Folder structure: The src folder has the solr directory. In the solr directory,
- indexer folder contains the script to index the dataset to the solr server.
- webcrawler folder contains the script to run the web crawler to create the dataset.
For the UI,
- user-interface folder contains the UI that connects the solr server to the user-interface.
- Download the solr folder, the user-interface folder & the resource folder. Create the travelData folder in the resource folder.
- The system should have apache solr installed as prerequisite.
- Run the solr server in "http://localhost:8983/" and create the core "travelandeat"
- Give the location of the solr folder path in the instanceDir option in solr server to create the data folder in the local solr folder.
- Run the WebSpider script to crawl and create the dataset, which is in XML format.
- Run the CollectionIndexer script to index the dataset.
- Go to query option in solr server and run execute to check if the dataset has been indexed.
- In order to run the user-interface in "http://localhost:3000/", first run yarn to install all the dependencies and then run yarn start to run the UI.
Please note in some results the title can have similar names but they are different urls taking us to a different webpage
- Indexing
- Inverted Index
- Ranking documents ( using cosine similarity )
- Download the zip file or take a clone
- Run the Main.java class.
To be noted: Please remove the entries from the index.properties file to test the functionality afresh as it will append to the existing entries.

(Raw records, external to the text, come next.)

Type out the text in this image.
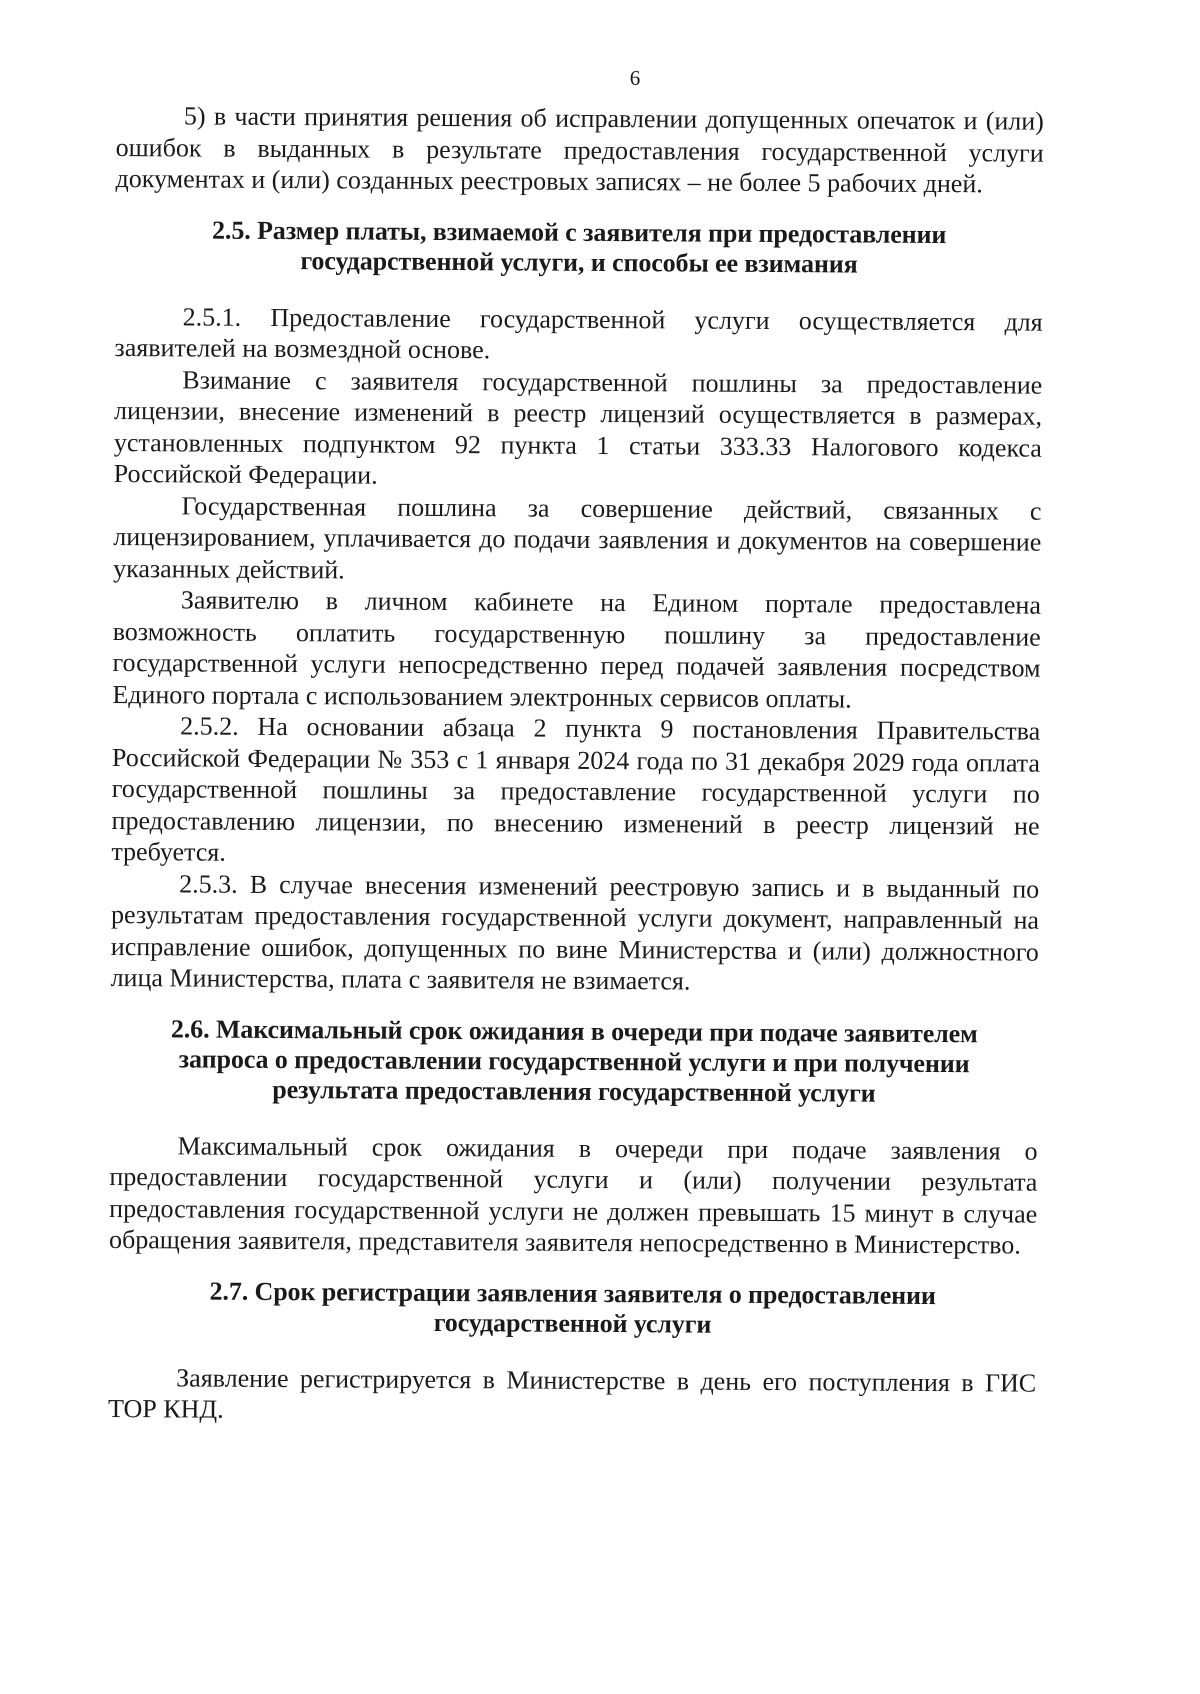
6

5) в части принятия решения об исправлении допущенных опечаток и (или) ошибок в выданных в результате предоставления государственной услуги документах и (или) созданных реестровых записях – не более 5 рабочих дней.

2.5. Размер платы, взимаемой с заявителя при предоставлении
государственной услуги, и способы ее взимания

2.5.1. Предоставление государственной услуги осуществляется для заявителей на возмездной основе.

Взимание с заявителя государственной пошлины за предоставление лицензии, внесение изменений в реестр лицензий осуществляется в размерах, установленных подпунктом 92 пункта 1 статьи 333.33 Налогового кодекса Российской Федерации.

Государственная пошлина за совершение действий, связанных с лицензированием, уплачивается до подачи заявления и документов на совершение указанных действий.

Заявителю в личном кабинете на Едином портале предоставлена возможность оплатить государственную пошлину за предоставление государственной услуги непосредственно перед подачей заявления посредством Единого портала с использованием электронных сервисов оплаты.

2.5.2. На основании абзаца 2 пункта 9 постановления Правительства Российской Федерации № 353 с 1 января 2024 года по 31 декабря 2029 года оплата государственной пошлины за предоставление государственной услуги по предоставлению лицензии, по внесению изменений в реестр лицензий не требуется.

2.5.3. В случае внесения изменений реестровую запись и в выданный по результатам предоставления государственной услуги документ, направленный на исправление ошибок, допущенных по вине Министерства и (или) должностного лица Министерства, плата с заявителя не взимается.

2.6. Максимальный срок ожидания в очереди при подаче заявителем
запроса о предоставлении государственной услуги и при получении
результата предоставления государственной услуги

Максимальный срок ожидания в очереди при подаче заявления о предоставлении государственной услуги и (или) получении результата предоставления государственной услуги не должен превышать 15 минут в случае обращения заявителя, представителя заявителя непосредственно в Министерство.

2.7. Срок регистрации заявления заявителя о предоставлении
государственной услуги

Заявление регистрируется в Министерстве в день его поступления в ГИС ТОР КНД.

The data structure that represents each entry for the inverted index is a tuple.
The tuple has term ( which is treated as the key ), frequency of the term in all the documents and list of postings.
posting is another data structure which holds the documentId of the document where the term has occurred.
First, all the contents of each document is traversed and converted into tokens.
For tokenizing, all the special characters are removed, numbers are removed, stop words are removed from the contents.
After tokening is done, all the tokens are indexed into a hashmap.
In case, the hashmap already contains the ** tuple ** then the new posting is added to the existing posting list of that term and the frequency is incremented by 1.
After the hashmap is created, it is sorted using LinkedHashMap before it is written into the disk.
Finally, the sorted hashmap is written into the "index.properties" file.
Please note, there is no condition to check if memory becomes full on adding the tuples since, in java, Hashmap internally takes care of creating extra memory if the memory becomes full.